# Independent financial advisor



## max11 (May 27, 2019)

Hi All,
can anyone please recommend (from positive personal experience) an independent financial advisor, with a global and Italian outlook, as well as familiar with the implications of international investments ?
Thank you
Max


----------



## NickZ (Jun 26, 2009)

Only thing I can say is there aren't really any international implications. The main thing I can think of is Italian government bonds receive a preferential tax rate of 12.5%. Other than that the only other thing is currency risk. But hedging isn't cost free.

If you have somebody that you trust talk to them. Explain the change in your situation. If you'll need income in € or not.


----------



## max11 (May 27, 2019)

NickZ said:


> Only thing I can say is there aren't really any international implications. The main thing I can think of is Italian government bonds receive a preferential tax rate of 12.5%. Other than that the only other thing is currency risk. But hedging isn't cost free.
> 
> If you have somebody that you trust talk to them. Explain the change in your situation. If you'll need income in € or not.


Thank you NickZ

In reality for example in the UK there are some "ISA account", where the interests you earn are protected from taxation in the UK but not in Italy (or rest of the world)

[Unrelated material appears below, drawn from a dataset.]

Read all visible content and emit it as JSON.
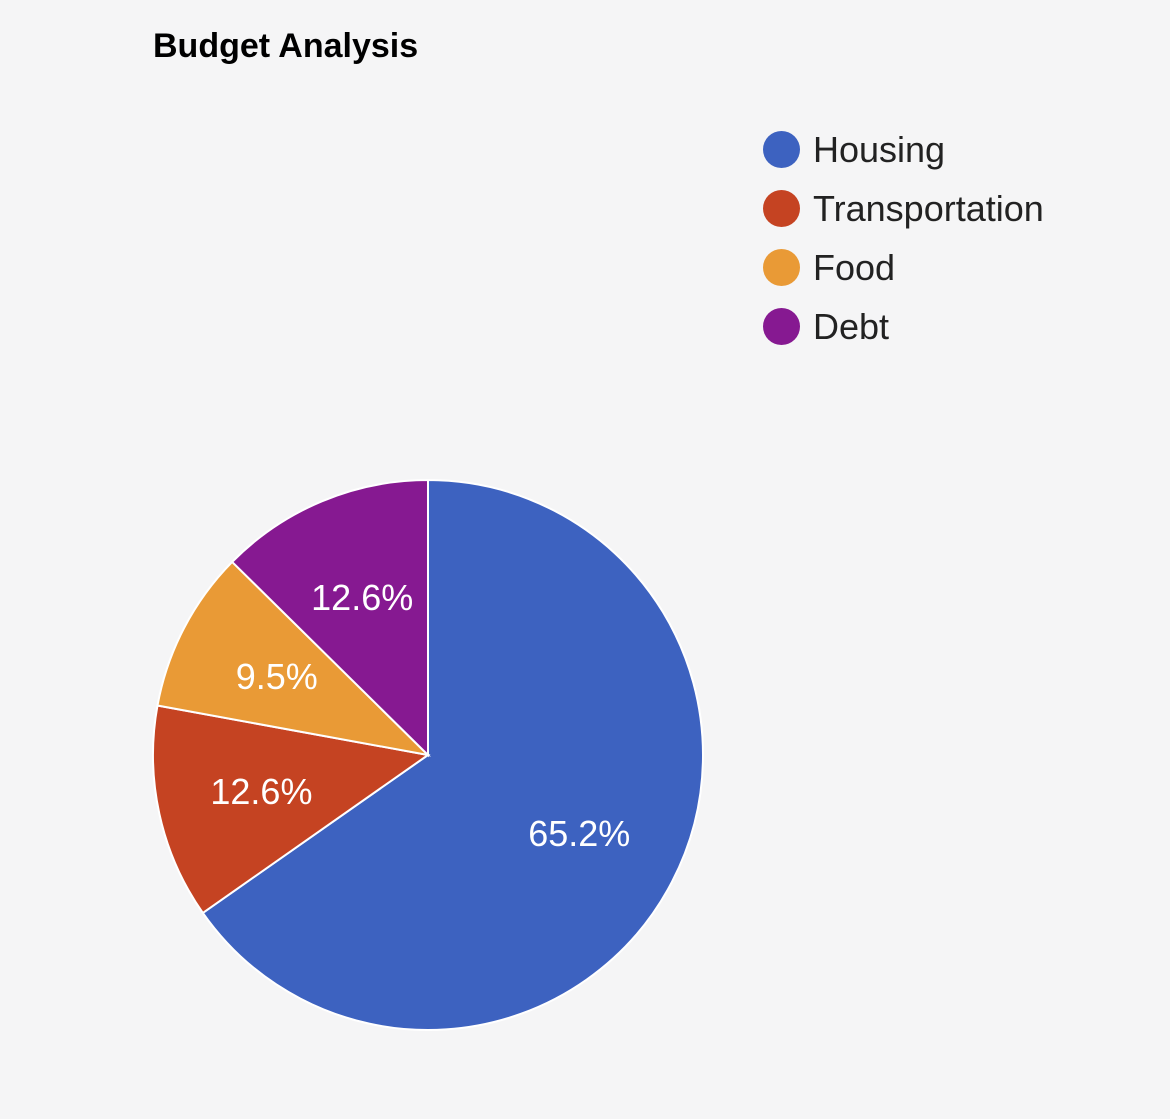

I have found online 3-4 names of IFA's but the "problem" is that I do not know any of them


----------



## NickZ (Jun 26, 2009)

I'd look for an UK person that deals with expats. It's more likely they'll know what you need.

Have you checked both the tax and social security agreements? The ISA might have some protections


----------



## NickZ (Jun 26, 2009)

http://www.legislation.gov.uk/uksi/1953/884/pdfs/uksi_19530884_301114_en.pdf

1953 wonder if it's been updated -)


----------



## max11 (May 27, 2019)

NickZ said:


> I'd look for an UK person that deals with expats. It's more likely they'll know what you need.
> 
> Have you checked both the tax and social security agreements? The ISA might have some protections


Not really, but that is a good point. Thank you, I did not know there were such agreements


----------